After years of construction and administrative delays, one of the most expensive and ambitious culture projects in Europe - Humboldt Forum - has opened its "virtual" doors in December. The digital opening was a modest livestreamed tour of the exhibition spaces with statements by curators and other leading figures from the project. The building is likely to remain closed until Berlin's administration reopens its cultural institutions.
Receiving much criticism from all possible fronts - from anticolonial activists to average Berlin tax-payers - the Forum is housed in a newly reconstructed Baroque palace and will eventually showcase thousands of ethnological artifacts, including Mayan sculptures and wooden boats from the South Pacific and will also include exhibits of Asian art and items from Berlin’s history.

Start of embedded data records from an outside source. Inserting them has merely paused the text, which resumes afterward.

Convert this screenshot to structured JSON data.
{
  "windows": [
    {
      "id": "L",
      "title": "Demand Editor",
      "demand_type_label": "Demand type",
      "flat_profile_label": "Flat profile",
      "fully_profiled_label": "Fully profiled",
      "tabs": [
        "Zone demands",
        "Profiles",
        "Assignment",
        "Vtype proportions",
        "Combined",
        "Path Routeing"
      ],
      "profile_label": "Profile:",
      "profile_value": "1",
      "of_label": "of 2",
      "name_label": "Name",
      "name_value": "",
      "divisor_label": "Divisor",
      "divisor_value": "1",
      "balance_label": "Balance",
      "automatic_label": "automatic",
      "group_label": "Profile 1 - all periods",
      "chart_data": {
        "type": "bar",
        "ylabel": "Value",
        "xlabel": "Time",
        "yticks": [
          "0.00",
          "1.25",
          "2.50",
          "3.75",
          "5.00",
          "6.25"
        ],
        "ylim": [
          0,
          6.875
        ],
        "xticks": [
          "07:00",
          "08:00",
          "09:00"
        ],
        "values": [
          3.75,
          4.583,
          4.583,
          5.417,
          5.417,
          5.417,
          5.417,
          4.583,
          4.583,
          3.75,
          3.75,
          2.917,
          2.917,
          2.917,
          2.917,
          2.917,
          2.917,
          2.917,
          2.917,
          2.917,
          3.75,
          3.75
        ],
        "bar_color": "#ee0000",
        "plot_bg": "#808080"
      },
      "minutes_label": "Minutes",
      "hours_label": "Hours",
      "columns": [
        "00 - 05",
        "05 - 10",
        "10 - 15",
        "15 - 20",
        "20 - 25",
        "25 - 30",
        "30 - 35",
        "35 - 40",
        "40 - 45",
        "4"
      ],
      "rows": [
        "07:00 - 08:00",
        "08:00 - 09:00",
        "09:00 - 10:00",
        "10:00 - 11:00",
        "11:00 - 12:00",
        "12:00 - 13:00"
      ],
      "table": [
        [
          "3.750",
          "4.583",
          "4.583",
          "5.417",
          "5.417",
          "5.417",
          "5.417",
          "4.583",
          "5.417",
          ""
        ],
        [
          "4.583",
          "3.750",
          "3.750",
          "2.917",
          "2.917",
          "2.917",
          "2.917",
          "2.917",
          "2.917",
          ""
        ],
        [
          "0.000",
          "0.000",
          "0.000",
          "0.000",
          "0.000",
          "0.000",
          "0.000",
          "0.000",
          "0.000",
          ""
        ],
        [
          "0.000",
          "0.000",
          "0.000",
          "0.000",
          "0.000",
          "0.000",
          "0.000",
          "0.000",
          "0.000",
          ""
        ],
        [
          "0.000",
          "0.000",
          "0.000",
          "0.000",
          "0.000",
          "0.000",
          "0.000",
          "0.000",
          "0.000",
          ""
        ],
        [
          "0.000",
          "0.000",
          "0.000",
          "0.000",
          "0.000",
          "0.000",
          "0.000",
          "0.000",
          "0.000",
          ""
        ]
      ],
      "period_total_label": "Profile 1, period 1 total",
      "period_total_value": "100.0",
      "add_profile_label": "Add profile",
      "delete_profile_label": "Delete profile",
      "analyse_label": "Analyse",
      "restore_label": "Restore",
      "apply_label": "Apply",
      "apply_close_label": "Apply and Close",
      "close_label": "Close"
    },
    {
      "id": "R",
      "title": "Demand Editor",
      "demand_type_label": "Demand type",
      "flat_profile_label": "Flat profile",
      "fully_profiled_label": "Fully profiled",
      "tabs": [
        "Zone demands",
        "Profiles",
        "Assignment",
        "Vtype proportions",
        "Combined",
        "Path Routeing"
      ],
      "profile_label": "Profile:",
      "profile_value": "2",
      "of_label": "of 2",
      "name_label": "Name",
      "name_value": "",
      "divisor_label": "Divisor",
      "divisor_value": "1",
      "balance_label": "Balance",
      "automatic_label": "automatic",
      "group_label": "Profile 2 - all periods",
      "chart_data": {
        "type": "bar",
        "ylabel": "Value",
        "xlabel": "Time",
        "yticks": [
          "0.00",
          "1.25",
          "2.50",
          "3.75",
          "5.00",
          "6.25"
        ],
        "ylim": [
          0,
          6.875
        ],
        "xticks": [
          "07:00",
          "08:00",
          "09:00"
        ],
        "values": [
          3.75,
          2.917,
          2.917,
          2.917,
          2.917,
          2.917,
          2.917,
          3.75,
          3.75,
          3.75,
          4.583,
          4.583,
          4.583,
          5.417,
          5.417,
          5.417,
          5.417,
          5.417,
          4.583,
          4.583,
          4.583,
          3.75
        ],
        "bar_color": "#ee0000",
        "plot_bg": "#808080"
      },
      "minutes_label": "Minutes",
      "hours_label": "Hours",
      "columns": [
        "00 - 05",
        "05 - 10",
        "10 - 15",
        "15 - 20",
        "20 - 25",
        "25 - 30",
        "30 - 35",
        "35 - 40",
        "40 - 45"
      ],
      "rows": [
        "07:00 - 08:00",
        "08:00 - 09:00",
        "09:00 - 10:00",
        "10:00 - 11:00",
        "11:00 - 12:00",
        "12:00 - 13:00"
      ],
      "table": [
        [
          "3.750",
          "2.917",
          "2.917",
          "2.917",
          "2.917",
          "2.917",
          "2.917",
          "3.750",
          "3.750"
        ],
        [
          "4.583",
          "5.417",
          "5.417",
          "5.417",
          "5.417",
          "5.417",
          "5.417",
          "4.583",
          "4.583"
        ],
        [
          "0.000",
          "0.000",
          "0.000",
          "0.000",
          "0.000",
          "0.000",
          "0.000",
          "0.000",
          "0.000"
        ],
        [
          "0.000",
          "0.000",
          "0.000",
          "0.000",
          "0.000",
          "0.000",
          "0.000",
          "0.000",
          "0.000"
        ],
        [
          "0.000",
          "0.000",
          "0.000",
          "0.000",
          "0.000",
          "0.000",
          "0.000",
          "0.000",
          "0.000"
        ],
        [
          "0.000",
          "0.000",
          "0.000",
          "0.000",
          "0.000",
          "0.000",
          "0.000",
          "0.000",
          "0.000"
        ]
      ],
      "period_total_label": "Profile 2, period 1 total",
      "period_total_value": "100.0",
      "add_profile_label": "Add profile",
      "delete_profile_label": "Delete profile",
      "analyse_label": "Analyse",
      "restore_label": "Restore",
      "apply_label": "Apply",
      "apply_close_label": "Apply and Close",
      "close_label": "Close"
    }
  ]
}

Several programs are planned for Spring 2021. The exhibition Have a Seat! explores the subject of seating objects from all over the world and is thematically structured with its historical originals, reconstructed objects, and hands-on areas providing a space for children and families to reflect on living together in different cultures. The Schlüter Courtyard will be becoming a huge projector screen for video art. For its opening program, using giant images of the present on the Baroque facades, Zara Zandieh, Sucuk und Bratwurst and Lemohang Jeremiah Mosese, three artists living in Berlin, will express their perspectives on the new building and the questions it poses, responding to themes of colonialism and coloniality, ecology and the interconnectedness of the world. The Humboldt Lab will present After Nature, which spotlights the interdependencies of climate change and societal order, and the exhibition BERLIN GLOBAL will illustrate the city’s role in an interconnected world.
You can take a digital tour of the Humboldt Forum and explore its history, hopefully very soon being able to visit Germany’s new cultural attraction equivalent to the Louvre or the British Museum.